Asimismo, la radiación ultravioleta del Sol, que normalmente dañaría a los virus, se ve atenuada en regiones frías con exposición solar limitada. Esto permite que los virus persistan durante períodos más prolongados. Por último, es importante señalar que los virus de la gripe pueden encontrar formas más eficientes de transmisión en entornos fríos y con niveles reducidos de humedad, factores que aumentan sus posibilidades de supervivencia y posterior propagación.

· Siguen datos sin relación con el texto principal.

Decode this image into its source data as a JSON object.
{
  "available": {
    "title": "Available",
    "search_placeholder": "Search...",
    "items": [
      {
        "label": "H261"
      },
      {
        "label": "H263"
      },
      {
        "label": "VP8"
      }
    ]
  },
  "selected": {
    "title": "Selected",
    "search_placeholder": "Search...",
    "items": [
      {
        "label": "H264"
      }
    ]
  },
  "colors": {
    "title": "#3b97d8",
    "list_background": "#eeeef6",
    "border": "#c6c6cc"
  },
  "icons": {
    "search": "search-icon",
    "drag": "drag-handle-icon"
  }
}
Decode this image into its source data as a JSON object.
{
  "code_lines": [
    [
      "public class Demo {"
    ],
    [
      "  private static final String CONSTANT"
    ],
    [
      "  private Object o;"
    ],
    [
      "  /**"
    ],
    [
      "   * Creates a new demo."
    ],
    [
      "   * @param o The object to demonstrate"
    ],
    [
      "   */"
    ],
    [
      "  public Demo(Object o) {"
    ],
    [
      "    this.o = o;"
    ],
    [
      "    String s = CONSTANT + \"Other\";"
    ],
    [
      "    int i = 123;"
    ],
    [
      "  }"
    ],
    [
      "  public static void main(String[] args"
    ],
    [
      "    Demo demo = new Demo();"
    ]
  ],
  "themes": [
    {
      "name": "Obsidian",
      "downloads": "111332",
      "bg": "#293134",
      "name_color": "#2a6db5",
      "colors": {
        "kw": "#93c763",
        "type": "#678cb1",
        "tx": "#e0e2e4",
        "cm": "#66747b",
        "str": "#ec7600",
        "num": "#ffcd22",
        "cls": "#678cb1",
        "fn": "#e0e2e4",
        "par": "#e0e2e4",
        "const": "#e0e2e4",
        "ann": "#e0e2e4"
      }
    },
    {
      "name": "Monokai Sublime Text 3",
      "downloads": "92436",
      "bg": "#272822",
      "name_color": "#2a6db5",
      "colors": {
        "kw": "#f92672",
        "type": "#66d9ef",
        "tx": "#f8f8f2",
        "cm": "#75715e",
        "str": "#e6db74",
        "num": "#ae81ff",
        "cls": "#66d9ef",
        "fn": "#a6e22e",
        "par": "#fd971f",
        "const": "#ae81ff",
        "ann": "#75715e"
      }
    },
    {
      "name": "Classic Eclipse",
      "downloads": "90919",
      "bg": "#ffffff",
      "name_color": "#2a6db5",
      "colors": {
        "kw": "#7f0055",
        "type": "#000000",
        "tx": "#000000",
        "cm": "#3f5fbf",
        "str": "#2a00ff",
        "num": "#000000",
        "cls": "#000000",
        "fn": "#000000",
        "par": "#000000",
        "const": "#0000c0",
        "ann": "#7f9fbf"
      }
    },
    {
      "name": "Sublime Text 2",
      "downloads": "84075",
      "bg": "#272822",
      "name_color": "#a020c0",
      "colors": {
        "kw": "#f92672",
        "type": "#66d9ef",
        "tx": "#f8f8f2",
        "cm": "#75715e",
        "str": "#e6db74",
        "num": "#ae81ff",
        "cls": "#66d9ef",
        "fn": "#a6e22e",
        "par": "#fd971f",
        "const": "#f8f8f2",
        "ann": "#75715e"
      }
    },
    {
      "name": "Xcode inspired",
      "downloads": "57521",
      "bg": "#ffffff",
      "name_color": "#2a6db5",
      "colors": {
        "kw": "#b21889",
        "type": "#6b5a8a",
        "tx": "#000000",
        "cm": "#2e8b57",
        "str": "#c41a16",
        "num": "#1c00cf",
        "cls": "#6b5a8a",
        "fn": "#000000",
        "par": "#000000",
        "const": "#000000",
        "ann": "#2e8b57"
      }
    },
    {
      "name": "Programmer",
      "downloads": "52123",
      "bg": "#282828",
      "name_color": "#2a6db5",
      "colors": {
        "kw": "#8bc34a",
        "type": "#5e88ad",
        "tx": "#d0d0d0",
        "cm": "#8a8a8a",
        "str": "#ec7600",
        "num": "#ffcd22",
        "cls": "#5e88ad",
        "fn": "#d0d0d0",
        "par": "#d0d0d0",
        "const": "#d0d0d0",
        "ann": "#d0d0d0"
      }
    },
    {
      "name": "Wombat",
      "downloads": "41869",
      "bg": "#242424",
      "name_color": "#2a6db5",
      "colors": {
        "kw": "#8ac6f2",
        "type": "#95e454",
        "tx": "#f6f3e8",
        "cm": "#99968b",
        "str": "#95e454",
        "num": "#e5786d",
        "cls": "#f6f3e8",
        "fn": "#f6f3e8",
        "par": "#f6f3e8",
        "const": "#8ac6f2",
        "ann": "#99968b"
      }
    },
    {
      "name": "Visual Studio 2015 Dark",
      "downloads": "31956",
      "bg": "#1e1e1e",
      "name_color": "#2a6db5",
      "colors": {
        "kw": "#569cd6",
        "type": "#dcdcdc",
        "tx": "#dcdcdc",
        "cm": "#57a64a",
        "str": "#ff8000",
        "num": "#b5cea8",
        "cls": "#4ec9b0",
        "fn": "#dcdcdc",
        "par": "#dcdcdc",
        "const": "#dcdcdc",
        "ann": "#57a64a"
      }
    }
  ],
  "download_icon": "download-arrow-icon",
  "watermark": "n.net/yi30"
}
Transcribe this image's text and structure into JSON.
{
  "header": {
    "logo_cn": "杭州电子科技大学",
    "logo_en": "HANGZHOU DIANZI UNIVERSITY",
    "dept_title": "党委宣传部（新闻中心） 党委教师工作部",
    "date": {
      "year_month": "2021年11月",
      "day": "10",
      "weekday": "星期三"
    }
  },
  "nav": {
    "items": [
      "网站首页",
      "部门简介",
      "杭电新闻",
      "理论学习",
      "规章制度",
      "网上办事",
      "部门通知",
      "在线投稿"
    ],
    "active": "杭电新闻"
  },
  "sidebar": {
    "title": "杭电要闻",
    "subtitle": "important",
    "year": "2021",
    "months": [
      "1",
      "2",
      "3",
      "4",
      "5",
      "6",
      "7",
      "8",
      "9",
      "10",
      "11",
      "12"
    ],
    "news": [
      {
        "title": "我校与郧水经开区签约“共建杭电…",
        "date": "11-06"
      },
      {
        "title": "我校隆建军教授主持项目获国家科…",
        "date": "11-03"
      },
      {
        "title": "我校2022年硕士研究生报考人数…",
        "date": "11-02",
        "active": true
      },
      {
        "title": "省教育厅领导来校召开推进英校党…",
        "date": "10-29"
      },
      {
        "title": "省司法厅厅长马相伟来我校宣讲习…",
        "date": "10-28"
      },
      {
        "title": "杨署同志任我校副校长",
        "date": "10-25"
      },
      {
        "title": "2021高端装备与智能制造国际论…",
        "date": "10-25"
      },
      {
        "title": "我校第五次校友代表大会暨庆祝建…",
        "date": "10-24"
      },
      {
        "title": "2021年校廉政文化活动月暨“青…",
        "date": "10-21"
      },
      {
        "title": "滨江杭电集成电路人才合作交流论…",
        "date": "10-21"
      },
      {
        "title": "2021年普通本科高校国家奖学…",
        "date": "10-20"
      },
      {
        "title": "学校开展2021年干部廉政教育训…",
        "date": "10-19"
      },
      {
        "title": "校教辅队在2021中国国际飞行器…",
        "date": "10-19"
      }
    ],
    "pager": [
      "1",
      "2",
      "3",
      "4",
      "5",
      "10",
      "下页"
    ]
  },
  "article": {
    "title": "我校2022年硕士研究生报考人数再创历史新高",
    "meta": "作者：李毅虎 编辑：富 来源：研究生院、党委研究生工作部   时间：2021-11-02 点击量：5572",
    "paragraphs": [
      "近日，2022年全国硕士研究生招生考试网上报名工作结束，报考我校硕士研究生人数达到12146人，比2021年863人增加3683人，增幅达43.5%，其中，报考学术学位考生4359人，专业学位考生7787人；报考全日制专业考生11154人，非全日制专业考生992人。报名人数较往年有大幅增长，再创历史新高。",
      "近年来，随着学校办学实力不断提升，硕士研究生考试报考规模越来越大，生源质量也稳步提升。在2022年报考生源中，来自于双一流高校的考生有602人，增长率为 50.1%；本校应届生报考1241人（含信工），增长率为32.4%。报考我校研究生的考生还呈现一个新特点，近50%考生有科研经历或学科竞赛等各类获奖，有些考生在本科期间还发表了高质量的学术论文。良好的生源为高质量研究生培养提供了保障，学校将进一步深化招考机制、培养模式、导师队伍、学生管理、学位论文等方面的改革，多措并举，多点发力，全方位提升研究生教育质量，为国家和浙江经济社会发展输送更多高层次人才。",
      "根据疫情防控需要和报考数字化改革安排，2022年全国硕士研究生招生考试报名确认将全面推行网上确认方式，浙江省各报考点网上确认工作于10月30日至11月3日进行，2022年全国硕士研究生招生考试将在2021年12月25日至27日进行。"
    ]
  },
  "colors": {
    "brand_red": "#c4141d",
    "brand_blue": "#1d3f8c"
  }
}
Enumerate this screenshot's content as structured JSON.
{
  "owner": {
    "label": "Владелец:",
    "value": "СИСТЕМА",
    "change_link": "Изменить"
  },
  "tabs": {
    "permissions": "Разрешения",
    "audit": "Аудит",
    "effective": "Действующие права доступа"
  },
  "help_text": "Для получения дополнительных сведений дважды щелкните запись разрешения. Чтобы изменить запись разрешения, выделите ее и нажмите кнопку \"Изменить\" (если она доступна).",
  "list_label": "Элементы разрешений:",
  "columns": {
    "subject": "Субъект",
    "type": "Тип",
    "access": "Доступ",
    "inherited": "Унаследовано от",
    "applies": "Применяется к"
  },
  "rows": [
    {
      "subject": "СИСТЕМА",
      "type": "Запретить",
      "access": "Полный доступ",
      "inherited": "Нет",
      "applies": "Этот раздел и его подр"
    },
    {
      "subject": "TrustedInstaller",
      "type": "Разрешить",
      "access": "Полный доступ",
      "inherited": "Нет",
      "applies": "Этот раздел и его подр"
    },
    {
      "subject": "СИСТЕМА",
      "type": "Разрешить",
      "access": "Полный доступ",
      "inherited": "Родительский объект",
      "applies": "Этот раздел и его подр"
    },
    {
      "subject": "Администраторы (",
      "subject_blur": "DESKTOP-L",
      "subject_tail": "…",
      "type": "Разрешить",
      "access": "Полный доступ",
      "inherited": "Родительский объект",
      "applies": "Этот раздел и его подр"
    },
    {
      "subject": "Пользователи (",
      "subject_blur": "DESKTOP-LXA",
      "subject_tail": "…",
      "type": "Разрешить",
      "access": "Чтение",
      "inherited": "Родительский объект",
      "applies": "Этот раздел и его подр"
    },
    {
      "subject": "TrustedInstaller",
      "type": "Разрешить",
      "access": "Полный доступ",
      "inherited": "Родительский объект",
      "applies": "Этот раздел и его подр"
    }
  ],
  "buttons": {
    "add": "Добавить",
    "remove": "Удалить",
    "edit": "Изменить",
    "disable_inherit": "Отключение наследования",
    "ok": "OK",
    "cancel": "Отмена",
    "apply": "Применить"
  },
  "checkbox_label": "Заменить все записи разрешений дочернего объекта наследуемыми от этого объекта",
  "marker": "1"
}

Otros intentos por prohibir la muerte.
A pesar de su singularidad, Longyearbyen no es la única ciudad en su intento de desafiar la inevitabilidad de la muerte. A lo largo de la historia, algunos lugares buscaron implementar medidas poco convencionales para abordar problemas particulares. Estas singulares acciones, aunque sorprendentes, dejaron una marca curiosa en la cronología de la normativa municipal.
Un caso emblemático tuvo lugar en 2012 en Falciano del Massico, una pintoresca localidad italiana. El entonces alcalde se propuso llevar a cabo una iniciativa que buscaba, en esencia, vedar el acto inevitable de fallecer. No obstante, esta medida chocó con una ironía palpable: la ciudad carecía de un lugar designado para los restos mortales. A pesar de este obstáculo insuperable, la orden no estuvo exenta de desobediencia, desafiando la lógica y la realidad misma.
El concepto de prohibir la muerte se expandió más allá de las fronteras italianas. Localidades como Lanjarón en España y Sarpourenx en Francia también se sumaron a esta singular corriente legislativa. Sin embargo, estas iniciativas compartieron un destino común: la falta de éxito en su implementación. La imposibilidad inherente de controlar un proceso natural y universal se alzó como un recordatorio ineludible, dejando en evidencia la desconexión entre el propósito de estas leyes y la realidad tangible.
En 2005, el panorama brasileño se tiñó de una extravagancia similar cuando el alcalde de Biritiba-Mirim en el estado de São Paulo intentó restringir el acto de morir. Esta medida derivó de la saturación del cementerio local. El proyecto propuso multas para las familias que no cumplieran con esta peculiar prohibición, pero encontró un freno en el Concejo Municipal, que vetó esta singular propuesta del ejecutivo local. Esta controversia reveló la complejidad de regular eventos naturales y la necesidad de soluciones más pragmáticas.
Estos episodios de gobiernos intentando prohibir la muerte, si bien insólitos, también ofrecen una perspectiva fascinante sobre la relación entre el poder normativo y las limitaciones inmutables de la vida humana. Aunque en la mayoría de los casos estas medidas resultaron ineficaces y paradójicas, su recuerdo perdura como un ejemplo de la búsqueda humana por controlar lo incontrolable.